From an urban planning perspective, hardscapes can include very large features, such as paved roads, driveways or fountains, and even small pools or ponds that do not exceed a certain safe height. Most water features are hardscapes because they require a barrier to retain the water, instead of letting it drain into the surrounding soil.

Hardscaping allows the erection of man-made landscaping features that would otherwise be impossible due to soil erosion, including some that compensate for large amounts of human traffic that would cause wear on bare earth or grass. For example, sheer vertical features are possible.

Without nearby bare soil, or natural drainage channels, swales or culverts, hardscape with an impervious surface requires artificial methods of drainage or surface runoff to carry off the water that would normally be absorbed into the ground as groundwater and prevent premature wear to itself. Lack of capacity, or poorly planned or executed drainage or grading of the surface can cause problems after severe storms or heavy extended periods of rain fall, such as flooding, washout, mud flows, sink holes, accelerated erosion, wet rot to wood elements, drowning of plants trees and shrubs, and even foundation problems to an adjacent home such as cracking the foundation, basement flooding due to water infiltration, and pest infiltration, such as ants and other insects entering through damaged areas.

==Regulations and licensing==

=== Australia ===
Hardscape landscaping in Queensland, Australia is a licensed qualification called Structural Landscaping, which is divided into two classes of licenses: Trade Contractor Structural Landscaper, and a Builder restricted to Structural Landscaping, referred to as the "jack of all trades" due to its large scope of works. These Structural Landscaping licenses include the erection and fabrication of decking, fences, carports, pergolas, paving and the construction of retaining walls.

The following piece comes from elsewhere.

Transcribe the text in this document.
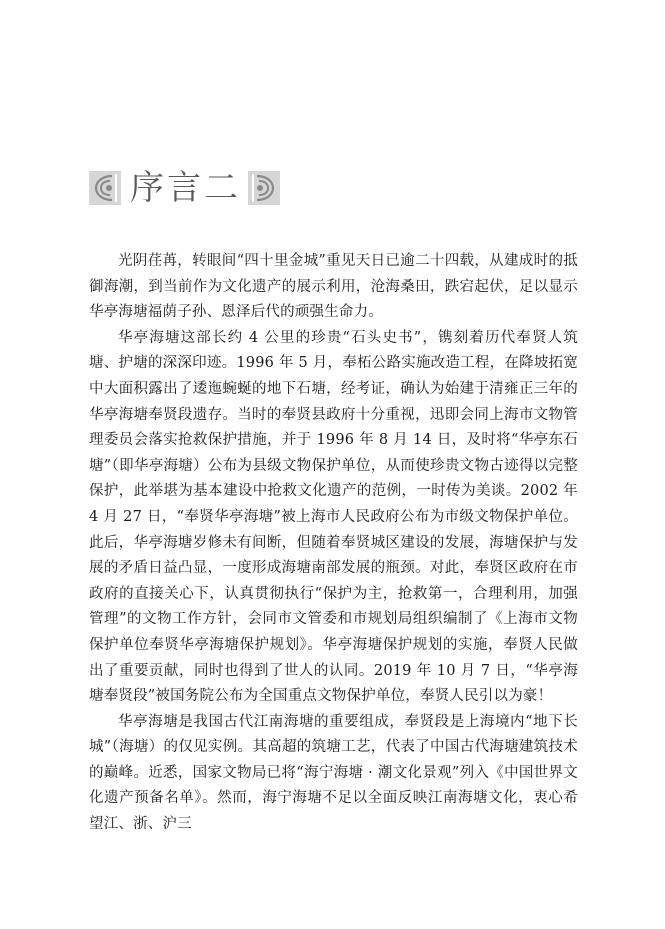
序言二

光阴荏苒，转眼间“四十里金城”重见天日已逾二十四载，从建成时的抵御海潮，到当前作为文化遗产的展示利用，沧海桑田，跌宕起伏，足以显示华亭海塘福荫子孙、恩泽后代的顽强生命力。

华亭海塘这部长约 4 公里的珍贵“石头史书”，镌刻着历代奉贤人筑塘、护塘的深深印迹。1996 年 5 月，奉柘公路实施改造工程，在降坡拓宽中大面积露出了逶迤蜿蜒的地下石塘，经考证，确认为始建于清雍正三年的华亭海塘奉贤段遗存。当时的奉贤县政府十分重视，迅即会同上海市文物管理委员会落实抢救保护措施，并于 1996 年 8 月 14 日，及时将“华亭东石塘”（即华亭海塘）公布为县级文物保护单位，从而使珍贵文物古迹得以完整保护，此举堪为基本建设中抢救文化遗产的范例，一时传为美谈。2002 年 4 月 27 日，“奉贤华亭海塘”被上海市人民政府公布为市级文物保护单位。此后，华亭海塘岁修未有间断，但随着奉贤城区建设的发展，海塘保护与发展的矛盾日益凸显，一度形成海塘南部发展的瓶颈。对此，奉贤区政府在市政府的直接关心下，认真贯彻执行“保护为主，抢救第一，合理利用，加强管理”的文物工作方针，会同市文管委和市规划局组织编制了《上海市文物保护单位奉贤华亭海塘保护规划》。华亭海塘保护规划的实施，奉贤人民做出了重要贡献，同时也得到了世人的认同。2019 年 10 月 7 日，“华亭海塘奉贤段”被国务院公布为全国重点文物保护单位，奉贤人民引以为豪！

华亭海塘是我国古代江南海塘的重要组成，奉贤段是上海境内“地下长城”（海塘）的仅见实例。其高超的筑塘工艺，代表了中国古代海塘建筑技术的巅峰。近悉，国家文物局已将“海宁海塘 · 潮文化景观”列入《中国世界文化遗产预备名单》。然而，海宁海塘不足以全面反映江南海塘文化，衷心希望江、浙、沪三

Hardscape landscaping in New South Wales,
Within NSW a contractor must hold a relevant trade qualification such as a certificate III in Landscape Construction or Certificate III in Horticulture. Once the trades person has obtained their formal qualification they will be able to apply for a NSW contractors license which will enable them to carry out works over $5,000 including GST. A NSW contractors license includes works such as retaining walls, pergolas, fencing, driveways & decks.